De izquierda a derecha: mi tía Titita, mi madre, mi prima Lucy, Tito, Nellina y mi tío Aldo. |
Cada vez que mi tía
Nellina llegaba en el tren de La Habana, yo descubría algo increíble. Siempre
nos poníamos alrededor de su neceser en espera del milagro. Una vez trajo una
linterna que no llevaba pilas, bastaba con conectarla a la corriente durante
toda la noche. Otra, un pez azul que al tirar de su cabeza y su cola se
convertía en un tenedor y una cuchara.
Cuando Nellina
nació, murió María Góngora, su madre.
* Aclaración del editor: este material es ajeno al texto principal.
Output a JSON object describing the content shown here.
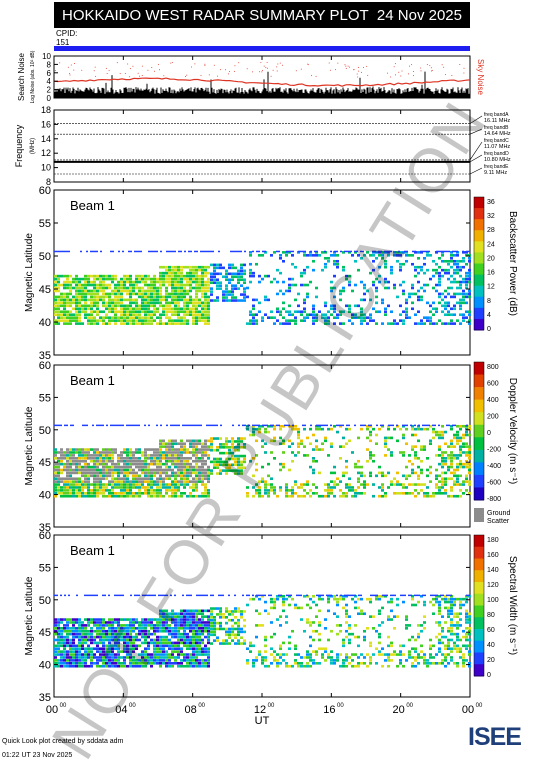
{
  "header": {
    "title": "HOKKAIDO WEST RADAR SUMMARY PLOT",
    "date": "24 Nov 2025",
    "cpid_label": "CPID:",
    "cpid_value": "151"
  },
  "colors": {
    "cpid_bar": "#1e1ef0",
    "noise_red": "#dd3322",
    "sky_noise_label": "#dd3322"
  },
  "noise_panel": {
    "ylabel_main": "Search Noise",
    "ylabel_sub": "Log Noise (abs. 10² dB)",
    "right_label": "Sky Noise",
    "yticks": [
      "0",
      "2",
      "4",
      "6",
      "8",
      "10"
    ],
    "ylim": [
      0,
      10
    ]
  },
  "freq_panel": {
    "ylabel": "Frequency",
    "ylabel_unit": "(MHz)",
    "yticks": [
      "8",
      "10",
      "12",
      "14",
      "16",
      "18"
    ],
    "ylim": [
      8,
      18
    ],
    "bands": [
      {
        "name": "freq bandA",
        "value": "16.11 MHz",
        "mhz": 16.11
      },
      {
        "name": "freq bandB",
        "value": "14.64 MHz",
        "mhz": 14.64
      },
      {
        "name": "freq bandC",
        "value": "11.07 MHz",
        "mhz": 11.07
      },
      {
        "name": "freq bandD",
        "value": "10.80 MHz",
        "mhz": 10.8
      },
      {
        "name": "freq bandE",
        "value": "9.11 MHz",
        "mhz": 9.11
      }
    ]
  },
  "chart_data": [
    {
      "type": "heatmap",
      "label": "Beam  1",
      "ylabel": "Magnetic Latitude",
      "ylim": [
        35,
        60
      ],
      "yticks": [
        "35",
        "40",
        "45",
        "50",
        "55",
        "60"
      ],
      "colorbar_label": "Backscatter Power (dB)",
      "colorbar_ticks": [
        "0",
        "4",
        "8",
        "12",
        "16",
        "20",
        "24",
        "28",
        "32",
        "36"
      ],
      "colorbar_range": [
        0,
        36
      ]
    },
    {
      "type": "heatmap",
      "label": "Beam  1",
      "ylabel": "Magnetic Latitude",
      "ylim": [
        35,
        60
      ],
      "yticks": [
        "35",
        "40",
        "45",
        "50",
        "55",
        "60"
      ],
      "colorbar_label": "Doppler Velocity (m s⁻¹)",
      "colorbar_ticks": [
        "800",
        "600",
        "400",
        "200",
        "0",
        "-200",
        "-400",
        "-600",
        "-800"
      ],
      "colorbar_range": [
        -800,
        800
      ],
      "ground_scatter_label": "Ground Scatter"
    },
    {
      "type": "heatmap",
      "label": "Beam  1",
      "ylabel": "Magnetic Latitude",
      "ylim": [
        35,
        60
      ],
      "yticks": [
        "35",
        "40",
        "45",
        "50",
        "55",
        "60"
      ],
      "colorbar_label": "Spectral Width (m s⁻¹)",
      "colorbar_ticks": [
        "180",
        "160",
        "140",
        "120",
        "100",
        "80",
        "60",
        "40",
        "20",
        "0"
      ],
      "colorbar_range": [
        0,
        180
      ]
    }
  ],
  "x_axis": {
    "label": "UT",
    "ticks": [
      {
        "h": "00",
        "m": "00"
      },
      {
        "h": "04",
        "m": "00"
      },
      {
        "h": "08",
        "m": "00"
      },
      {
        "h": "12",
        "m": "00"
      },
      {
        "h": "16",
        "m": "00"
      },
      {
        "h": "20",
        "m": "00"
      },
      {
        "h": "00",
        "m": "00"
      }
    ],
    "range_hours": [
      0,
      24
    ]
  },
  "footer": {
    "credit": "Quick Look plot created by sddata adm",
    "timestamp": "01:22 UT 23 Nov 2025"
  },
  "logo_text": "ISEE",
  "watermark": "NOT FOR PUBLICATION"
}
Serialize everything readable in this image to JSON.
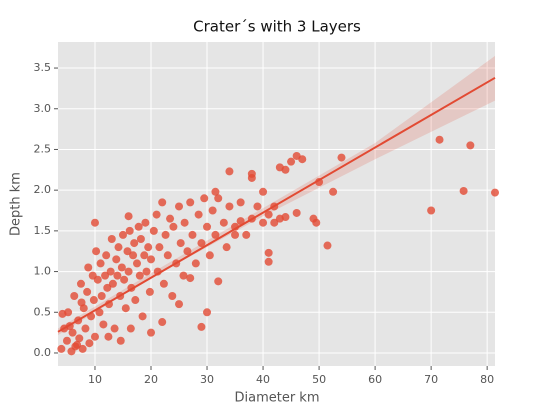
{
  "chart_data": {
    "type": "scatter",
    "title": "Crater´s with 3 Layers",
    "x_label": "Diameter km",
    "y_label": "Depth km",
    "color": "#e24a33",
    "grid": true,
    "xlim": [
      3.4,
      81.4
    ],
    "ylim": [
      -0.16,
      3.82
    ],
    "xticks": [
      10,
      20,
      30,
      40,
      50,
      60,
      70,
      80
    ],
    "yticks": [
      {
        "value": 0,
        "label": "0.0"
      },
      0.5,
      {
        "value": 1,
        "label": "1.0"
      },
      1.5,
      {
        "value": 2,
        "label": "2.0"
      },
      2.5,
      {
        "value": 3,
        "label": "3.0"
      },
      3.5
    ],
    "x": [
      70,
      71.5,
      75.8,
      77,
      81.4,
      51.5,
      54,
      52.5,
      50,
      49,
      49.5,
      47,
      46,
      45,
      44,
      46,
      44,
      41,
      41,
      42,
      43,
      40,
      38,
      38,
      34,
      31.5,
      36,
      35,
      32,
      30,
      29,
      27,
      22,
      25,
      10,
      16,
      20,
      4,
      4.5,
      5,
      5.2,
      5.8,
      6,
      6.3,
      6.8,
      7,
      7.2,
      7.5,
      7.8,
      8,
      8.3,
      8.6,
      9,
      9.3,
      9.6,
      9.8,
      10,
      4.2,
      5.5,
      6.5,
      8.8,
      7.6,
      10.5,
      10.8,
      11,
      11.2,
      11.5,
      11.8,
      12,
      12.2,
      12.5,
      12.8,
      13,
      13.2,
      13.5,
      13.8,
      14,
      14.2,
      14.5,
      14.8,
      15,
      15.2,
      15.5,
      15.8,
      16,
      16.2,
      16.5,
      16.8,
      17,
      17.2,
      17.5,
      17.8,
      18,
      18.2,
      18.5,
      18.8,
      19,
      19.2,
      19.5,
      19.8,
      20,
      12.4,
      14.6,
      10.2,
      16.4,
      20.5,
      21,
      21.2,
      21.5,
      22,
      22.3,
      22.6,
      23,
      23.4,
      23.8,
      24,
      24.5,
      25,
      25.3,
      25.8,
      26,
      26.5,
      27,
      27.4,
      28,
      28.5,
      29,
      29.5,
      30,
      30.5,
      31,
      31.5,
      32,
      33,
      33.5,
      34,
      35,
      36,
      37,
      38,
      39,
      40,
      41,
      42,
      43
    ],
    "values": [
      1.75,
      2.62,
      1.99,
      2.55,
      1.97,
      1.32,
      2.4,
      1.98,
      2.1,
      1.65,
      1.6,
      2.38,
      2.42,
      2.35,
      2.25,
      1.72,
      1.67,
      1.23,
      1.12,
      1.8,
      2.28,
      1.98,
      2.2,
      2.15,
      2.23,
      1.98,
      1.62,
      1.45,
      0.88,
      0.5,
      0.32,
      0.92,
      0.38,
      0.6,
      1.6,
      1.68,
      0.25,
      0.05,
      0.3,
      0.15,
      0.5,
      0.02,
      0.25,
      0.7,
      0.1,
      0.4,
      0.18,
      0.85,
      0.05,
      0.55,
      0.3,
      0.75,
      0.12,
      0.45,
      0.95,
      0.65,
      0.2,
      0.48,
      0.33,
      0.08,
      1.05,
      0.62,
      0.9,
      0.5,
      1.1,
      0.7,
      0.35,
      0.95,
      1.2,
      0.8,
      0.6,
      1.0,
      1.4,
      0.85,
      0.3,
      1.15,
      0.95,
      1.3,
      0.7,
      1.05,
      1.45,
      0.9,
      0.55,
      1.25,
      1.0,
      1.5,
      0.8,
      1.2,
      1.35,
      0.65,
      1.1,
      1.55,
      0.95,
      1.4,
      0.45,
      1.2,
      1.6,
      1.0,
      1.3,
      0.75,
      1.15,
      0.2,
      0.15,
      1.25,
      0.3,
      1.5,
      1.7,
      1.0,
      1.3,
      1.85,
      0.85,
      1.45,
      1.2,
      1.65,
      0.7,
      1.55,
      1.1,
      1.8,
      1.35,
      0.95,
      1.6,
      1.25,
      1.85,
      1.45,
      1.1,
      1.7,
      1.35,
      1.9,
      1.55,
      1.2,
      1.75,
      1.45,
      1.9,
      1.6,
      1.3,
      1.8,
      1.55,
      1.85,
      1.45,
      1.65,
      1.8,
      1.6,
      1.7,
      1.6,
      1.65
    ],
    "regression": {
      "x": [
        3.4,
        81.4
      ],
      "values": [
        0.26,
        3.38
      ]
    },
    "ci": {
      "x": [
        3.4,
        20,
        40,
        60,
        81.4
      ],
      "lower": [
        0.22,
        0.92,
        1.68,
        2.38,
        3.1
      ],
      "upper": [
        0.3,
        0.98,
        1.78,
        2.58,
        3.65
      ]
    }
  }
}
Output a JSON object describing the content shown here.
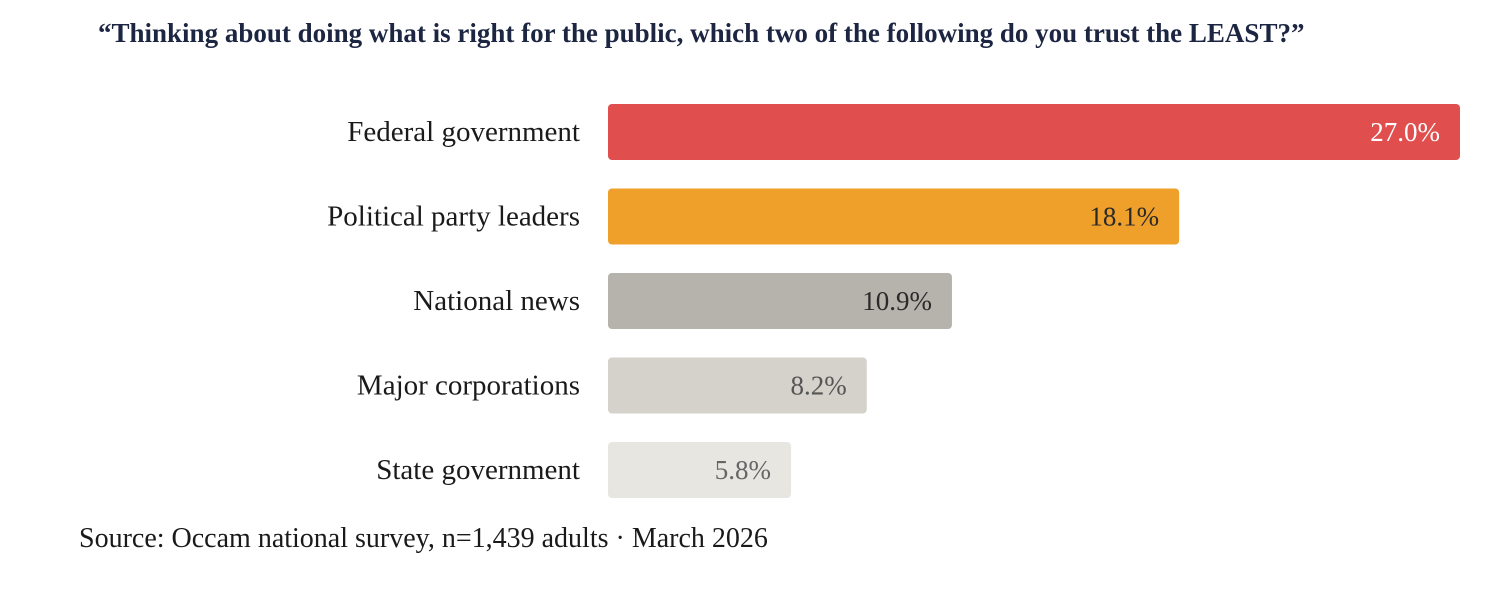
{
  "chart_data": {
    "type": "bar",
    "orientation": "horizontal",
    "title": "“Thinking about doing what is right for the public, which two of the following do you trust the LEAST?”",
    "categories": [
      "Federal government",
      "Political party leaders",
      "National news",
      "Major corporations",
      "State government"
    ],
    "values": [
      27.0,
      18.1,
      10.9,
      8.2,
      5.8
    ],
    "value_labels": [
      "27.0%",
      "18.1%",
      "10.9%",
      "8.2%",
      "5.8%"
    ],
    "colors": [
      "#e04e4e",
      "#eea02a",
      "#b6b2ac",
      "#d5d2cb",
      "#e8e6e1"
    ],
    "value_label_colors": [
      "#ffffff",
      "#2a2a2a",
      "#2a2a2a",
      "#555555",
      "#666666"
    ],
    "xlabel": "",
    "ylabel": "",
    "grid": false,
    "legend": "none",
    "source": "Source: Occam national survey, n=1,439 adults · March 2026"
  }
}
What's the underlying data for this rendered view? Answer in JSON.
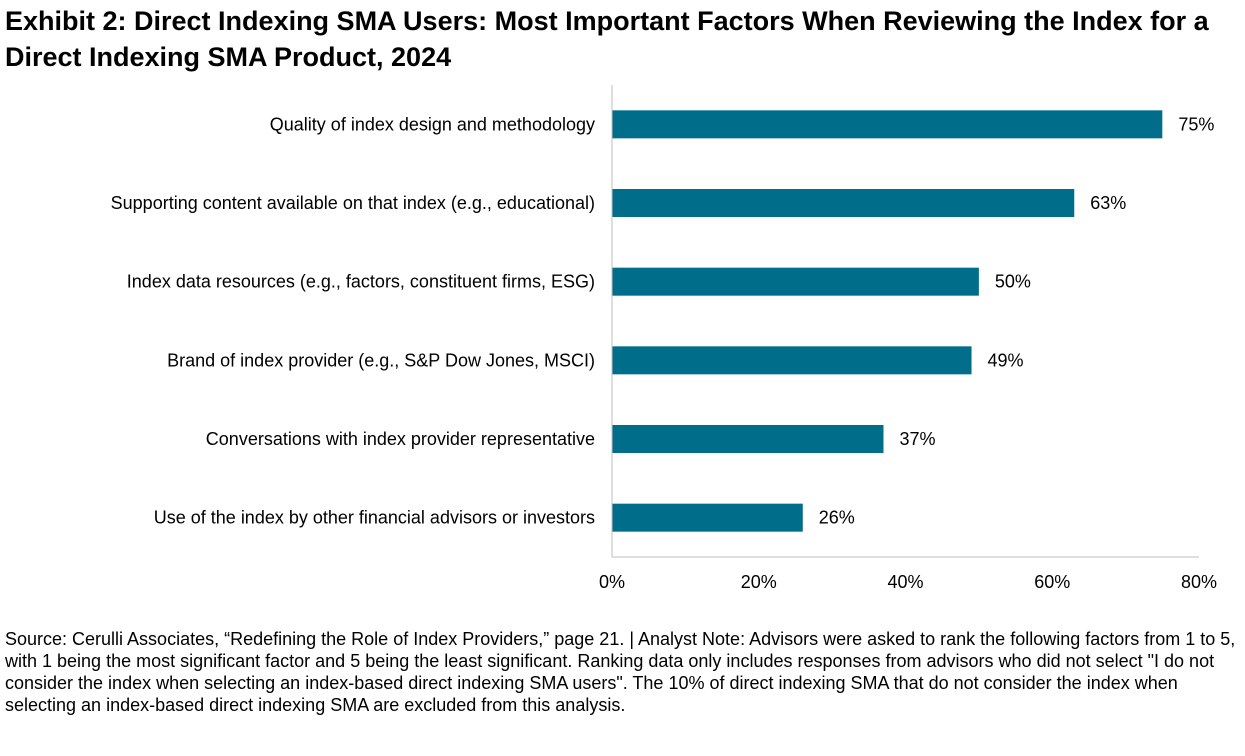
{
  "chart_data": {
    "type": "bar",
    "orientation": "horizontal",
    "title": "Exhibit 2: Direct Indexing SMA Users: Most Important Factors When Reviewing the Index for a Direct Indexing SMA Product, 2024",
    "categories": [
      "Quality of index design and methodology",
      "Supporting content available on that index (e.g., educational)",
      "Index data resources (e.g., factors, constituent firms, ESG)",
      "Brand of index provider (e.g., S&P Dow Jones, MSCI)",
      "Conversations with index provider representative",
      "Use of the index by other financial advisors or investors"
    ],
    "values": [
      75,
      63,
      50,
      49,
      37,
      26
    ],
    "value_labels": [
      "75%",
      "63%",
      "50%",
      "49%",
      "37%",
      "26%"
    ],
    "xlim": [
      0,
      80
    ],
    "xticks": [
      0,
      20,
      40,
      60,
      80
    ],
    "xtick_labels": [
      "0%",
      "20%",
      "40%",
      "60%",
      "80%"
    ],
    "xlabel": "",
    "ylabel": "",
    "grid": false,
    "legend": "none",
    "bar_color": "#006E8A",
    "axis_color": "#BFBFBF"
  },
  "footnote": "Source: Cerulli Associates, “Redefining the Role of Index Providers,” page 21. | Analyst Note: Advisors were asked to rank the following factors from 1 to 5, with 1 being the most significant factor and 5 being the least significant. Ranking data only includes responses from advisors who did not select \"I do not consider the index when selecting an index-based direct indexing SMA users\". The 10% of direct indexing SMA that do not consider the index when selecting an index-based direct indexing SMA are excluded from this analysis."
}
Fue mi abuela Atlántida quien la crió,
por eso se querían aún más de lo que llegan a quererse los hermanos.
—Tarde o temprano
todo se rompe —dijo mi abuelo el día que Nellina sacó una fuente de un material
indestructible.
Para probar que no
mentía, la lanzó desde lo alto contra el suelo. La fuente rebotó y volvió a
caer intacta.
—¿Ves que es
irrompible?
—Todo se rompe
—insistió Aurelio.
Con ese aire de
superioridad que los campesinos vuelven de La Habana, Nellina se subió encima
de un taburete y volvió a lanzar la fuente. Otra vez rebotó y volvió a caer
intacta.
—Por Dios, Nellina
—trató de mediar mi abuela— no lo vuelvas a intentar.
Aquella frase,
lejos de persuadirla, pareció estimularla. Porque se subió en el taburete y del
taburete saltó a la mesa del comedor. Esta vez la lanzó hacia arriba. Como la
estaciones de ferrocarril que construyeron los ingleses en Cuba tenían un
puntal muy alto, la fuente flotó durante un instante interminable. Todos
abrieron las bocas y los brazos.
Cuando se oyó el
crujido, Atlántida se apresuró a recogerla y guardarla bajo llave en el
aparador donde atesoraba su vajilla de porcelana. Nunca pudo usarla, pero jamás
se deshizo de ella. Como recuerdo de familia sí logró ser irrompible.